Trump’s New York contempt sanction remains in place
A New York appellate court upheld Donald Trump’s contempt sanction on February 14, 2023, leaving intact an April 2022 order and a $10,000-a-day penalty in the attorney general’s subpoena fight.
A progressive daily ledger of Trump-world self-owns, legal pain, policy blowback, and bad-faith chaos.
On February 18, 2023, the Trump universe was still digesting fresh legal blows, new subpoena fights, and the lingering stink of election-subversion probes. Not a great look for a man trying to sell himself as the victim of the system while the system keeps producing receipts.
The day’s strongest Trump-world stories were less about surprise than about momentum: court setbacks, investigative pressure, and the kind of legal self-inflicted wounds that keep making the same point in different fonts. The biggest theme was that Trump’s claims of total exoneration were colliding with official actions that suggested the exact opposite. The result was a noisy, expensive, and increasingly harder-to-spin political mess.
For Trump, February 18, 2023 was another reminder that scandal fatigue is not the same thing as scandal resolution. The probes, the fines, the subpoenas, and the election-overturning fallout were still moving, and the former president’s answer was still mostly to shout louder. That is not a defense strategy.
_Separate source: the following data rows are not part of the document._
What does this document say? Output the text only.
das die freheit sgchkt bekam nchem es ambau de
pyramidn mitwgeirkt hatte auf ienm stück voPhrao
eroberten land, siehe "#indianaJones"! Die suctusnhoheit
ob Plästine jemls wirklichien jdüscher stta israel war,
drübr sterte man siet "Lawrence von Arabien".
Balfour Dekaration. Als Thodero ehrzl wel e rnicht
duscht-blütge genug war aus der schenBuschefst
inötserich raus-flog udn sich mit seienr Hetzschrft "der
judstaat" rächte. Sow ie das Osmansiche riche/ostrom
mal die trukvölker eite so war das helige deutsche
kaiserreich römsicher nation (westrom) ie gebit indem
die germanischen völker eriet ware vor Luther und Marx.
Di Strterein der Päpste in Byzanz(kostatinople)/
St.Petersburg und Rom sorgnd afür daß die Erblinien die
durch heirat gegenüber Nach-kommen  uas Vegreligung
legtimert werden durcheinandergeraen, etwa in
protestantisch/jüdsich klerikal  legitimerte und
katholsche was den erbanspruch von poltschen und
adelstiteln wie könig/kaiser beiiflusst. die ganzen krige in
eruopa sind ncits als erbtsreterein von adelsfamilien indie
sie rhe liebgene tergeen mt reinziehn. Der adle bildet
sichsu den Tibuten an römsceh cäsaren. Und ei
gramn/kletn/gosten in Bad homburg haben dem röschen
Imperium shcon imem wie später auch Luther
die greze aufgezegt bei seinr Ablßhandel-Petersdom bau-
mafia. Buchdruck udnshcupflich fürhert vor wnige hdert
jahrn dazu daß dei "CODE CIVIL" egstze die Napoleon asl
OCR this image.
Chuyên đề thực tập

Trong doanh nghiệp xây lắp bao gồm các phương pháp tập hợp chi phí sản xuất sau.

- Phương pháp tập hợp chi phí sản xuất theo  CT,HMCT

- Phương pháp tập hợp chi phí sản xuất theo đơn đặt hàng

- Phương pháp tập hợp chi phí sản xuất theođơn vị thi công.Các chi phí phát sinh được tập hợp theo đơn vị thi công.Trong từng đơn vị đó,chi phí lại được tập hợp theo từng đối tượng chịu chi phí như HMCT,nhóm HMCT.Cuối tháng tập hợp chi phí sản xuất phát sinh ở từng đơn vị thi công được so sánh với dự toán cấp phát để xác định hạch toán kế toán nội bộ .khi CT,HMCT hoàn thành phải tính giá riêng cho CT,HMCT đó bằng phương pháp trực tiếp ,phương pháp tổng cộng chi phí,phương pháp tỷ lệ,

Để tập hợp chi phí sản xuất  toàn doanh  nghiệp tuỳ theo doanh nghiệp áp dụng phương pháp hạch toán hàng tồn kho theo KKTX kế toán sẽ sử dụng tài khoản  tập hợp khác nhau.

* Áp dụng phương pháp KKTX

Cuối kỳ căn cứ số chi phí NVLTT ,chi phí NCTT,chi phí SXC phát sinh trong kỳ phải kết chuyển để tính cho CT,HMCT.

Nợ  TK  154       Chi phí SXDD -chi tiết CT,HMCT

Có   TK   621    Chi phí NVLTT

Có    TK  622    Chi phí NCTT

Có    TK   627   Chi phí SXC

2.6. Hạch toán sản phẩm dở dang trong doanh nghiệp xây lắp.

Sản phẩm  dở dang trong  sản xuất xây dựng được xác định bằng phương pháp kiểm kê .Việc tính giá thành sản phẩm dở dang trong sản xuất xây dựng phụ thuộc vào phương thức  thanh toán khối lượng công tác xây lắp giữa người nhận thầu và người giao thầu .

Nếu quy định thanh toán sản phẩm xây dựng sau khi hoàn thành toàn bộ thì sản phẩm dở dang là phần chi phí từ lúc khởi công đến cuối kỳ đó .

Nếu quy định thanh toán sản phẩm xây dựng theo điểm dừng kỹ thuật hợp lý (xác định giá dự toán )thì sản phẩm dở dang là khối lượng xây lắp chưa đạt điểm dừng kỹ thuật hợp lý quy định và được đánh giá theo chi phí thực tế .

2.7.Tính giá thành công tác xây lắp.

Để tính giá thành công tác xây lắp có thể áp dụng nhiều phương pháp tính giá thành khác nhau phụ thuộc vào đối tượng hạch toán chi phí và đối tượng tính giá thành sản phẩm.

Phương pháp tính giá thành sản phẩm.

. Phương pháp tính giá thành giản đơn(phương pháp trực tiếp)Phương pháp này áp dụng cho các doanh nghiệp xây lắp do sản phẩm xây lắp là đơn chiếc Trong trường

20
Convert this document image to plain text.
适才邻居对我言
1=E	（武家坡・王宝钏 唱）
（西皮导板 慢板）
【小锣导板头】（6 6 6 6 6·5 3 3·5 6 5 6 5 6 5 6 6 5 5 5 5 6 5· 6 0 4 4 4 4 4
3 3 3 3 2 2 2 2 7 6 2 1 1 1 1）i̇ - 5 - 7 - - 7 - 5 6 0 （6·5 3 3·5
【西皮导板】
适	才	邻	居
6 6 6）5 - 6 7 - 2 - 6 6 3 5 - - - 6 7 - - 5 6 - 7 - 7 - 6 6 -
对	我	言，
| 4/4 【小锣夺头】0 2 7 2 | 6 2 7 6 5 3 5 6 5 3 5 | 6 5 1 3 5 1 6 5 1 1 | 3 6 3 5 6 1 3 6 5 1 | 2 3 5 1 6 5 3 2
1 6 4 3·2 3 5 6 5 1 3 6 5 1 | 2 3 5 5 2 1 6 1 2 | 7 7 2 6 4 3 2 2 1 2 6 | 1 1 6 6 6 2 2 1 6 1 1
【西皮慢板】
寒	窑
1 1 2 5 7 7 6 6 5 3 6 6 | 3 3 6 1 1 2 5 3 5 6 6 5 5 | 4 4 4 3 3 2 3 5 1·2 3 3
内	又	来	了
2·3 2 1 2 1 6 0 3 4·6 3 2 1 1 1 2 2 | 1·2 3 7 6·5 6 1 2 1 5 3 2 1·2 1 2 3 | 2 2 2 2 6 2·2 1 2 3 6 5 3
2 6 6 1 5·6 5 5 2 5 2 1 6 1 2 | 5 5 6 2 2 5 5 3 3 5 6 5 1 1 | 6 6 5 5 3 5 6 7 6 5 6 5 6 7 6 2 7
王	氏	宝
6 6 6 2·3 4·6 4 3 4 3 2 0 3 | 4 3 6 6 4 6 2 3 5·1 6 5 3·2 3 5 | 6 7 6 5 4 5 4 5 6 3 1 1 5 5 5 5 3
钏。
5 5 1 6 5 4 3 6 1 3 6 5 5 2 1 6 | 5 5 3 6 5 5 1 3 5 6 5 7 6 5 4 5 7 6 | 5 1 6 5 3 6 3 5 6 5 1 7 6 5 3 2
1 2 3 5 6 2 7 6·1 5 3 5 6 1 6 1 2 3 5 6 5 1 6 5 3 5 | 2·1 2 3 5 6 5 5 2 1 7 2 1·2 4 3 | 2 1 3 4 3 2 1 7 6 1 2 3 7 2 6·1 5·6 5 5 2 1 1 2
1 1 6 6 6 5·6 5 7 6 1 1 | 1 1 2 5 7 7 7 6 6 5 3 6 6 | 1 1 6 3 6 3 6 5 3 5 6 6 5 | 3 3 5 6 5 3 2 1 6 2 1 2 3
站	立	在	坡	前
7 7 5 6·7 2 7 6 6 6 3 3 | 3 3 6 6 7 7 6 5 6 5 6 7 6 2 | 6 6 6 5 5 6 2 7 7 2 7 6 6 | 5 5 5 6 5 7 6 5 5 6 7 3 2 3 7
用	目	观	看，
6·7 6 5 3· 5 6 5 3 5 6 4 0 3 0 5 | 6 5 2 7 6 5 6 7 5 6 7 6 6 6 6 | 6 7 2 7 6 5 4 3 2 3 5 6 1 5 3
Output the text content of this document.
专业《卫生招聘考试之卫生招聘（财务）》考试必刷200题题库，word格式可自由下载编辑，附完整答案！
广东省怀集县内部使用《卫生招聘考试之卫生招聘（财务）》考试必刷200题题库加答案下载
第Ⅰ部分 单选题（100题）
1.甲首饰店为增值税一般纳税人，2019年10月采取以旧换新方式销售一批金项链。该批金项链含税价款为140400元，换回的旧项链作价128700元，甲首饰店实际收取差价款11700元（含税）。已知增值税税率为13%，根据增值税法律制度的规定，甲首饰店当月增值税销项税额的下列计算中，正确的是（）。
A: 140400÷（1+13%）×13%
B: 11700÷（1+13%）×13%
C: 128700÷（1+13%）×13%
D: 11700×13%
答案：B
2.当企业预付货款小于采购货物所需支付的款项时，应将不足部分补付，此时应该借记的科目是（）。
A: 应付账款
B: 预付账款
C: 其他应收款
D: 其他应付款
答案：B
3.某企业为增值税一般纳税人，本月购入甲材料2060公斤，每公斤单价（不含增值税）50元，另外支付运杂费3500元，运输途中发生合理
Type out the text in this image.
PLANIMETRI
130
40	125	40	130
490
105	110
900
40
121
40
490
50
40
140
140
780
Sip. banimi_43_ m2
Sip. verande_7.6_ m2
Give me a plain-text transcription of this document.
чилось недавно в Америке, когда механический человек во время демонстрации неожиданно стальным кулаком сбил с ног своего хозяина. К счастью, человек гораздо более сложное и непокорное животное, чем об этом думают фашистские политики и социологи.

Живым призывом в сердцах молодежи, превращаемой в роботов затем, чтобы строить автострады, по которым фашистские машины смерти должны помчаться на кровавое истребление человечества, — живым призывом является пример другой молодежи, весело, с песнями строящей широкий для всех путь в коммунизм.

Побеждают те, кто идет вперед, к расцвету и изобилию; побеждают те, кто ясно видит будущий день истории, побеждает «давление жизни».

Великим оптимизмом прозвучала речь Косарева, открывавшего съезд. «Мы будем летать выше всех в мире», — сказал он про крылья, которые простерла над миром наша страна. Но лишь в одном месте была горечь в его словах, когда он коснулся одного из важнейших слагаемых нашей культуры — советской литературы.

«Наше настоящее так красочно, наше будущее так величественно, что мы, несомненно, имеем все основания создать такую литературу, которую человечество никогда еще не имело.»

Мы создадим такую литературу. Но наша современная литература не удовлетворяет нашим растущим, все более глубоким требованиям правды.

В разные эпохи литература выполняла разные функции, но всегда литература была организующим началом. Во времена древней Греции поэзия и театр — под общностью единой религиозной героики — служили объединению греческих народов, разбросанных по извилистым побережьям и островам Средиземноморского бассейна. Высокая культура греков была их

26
It is a stress test for everyone around him.
5 stars means maximum fallout. 1 star means a smaller self-own.
A New York appellate court upheld Donald Trump’s contempt sanction on February 14, 2023, leaving intact an April 2022 order and a $10,000-a-day penalty in the attorney general’s subpoena fight.
The special counsel’s push to question Mike Pence over Trump’s 2020 election scheme kept the pressure squarely on Trump-world. The move underscored that the investigation was not just about documents or speeches, but about the people around Trump who helped carry his pressure campaign forward.
The partial release of the Fulton County special grand jury report on February 16 did not clear Donald Trump. The public sections pointed to possible perjury and left key charging recommendations sealed at the time.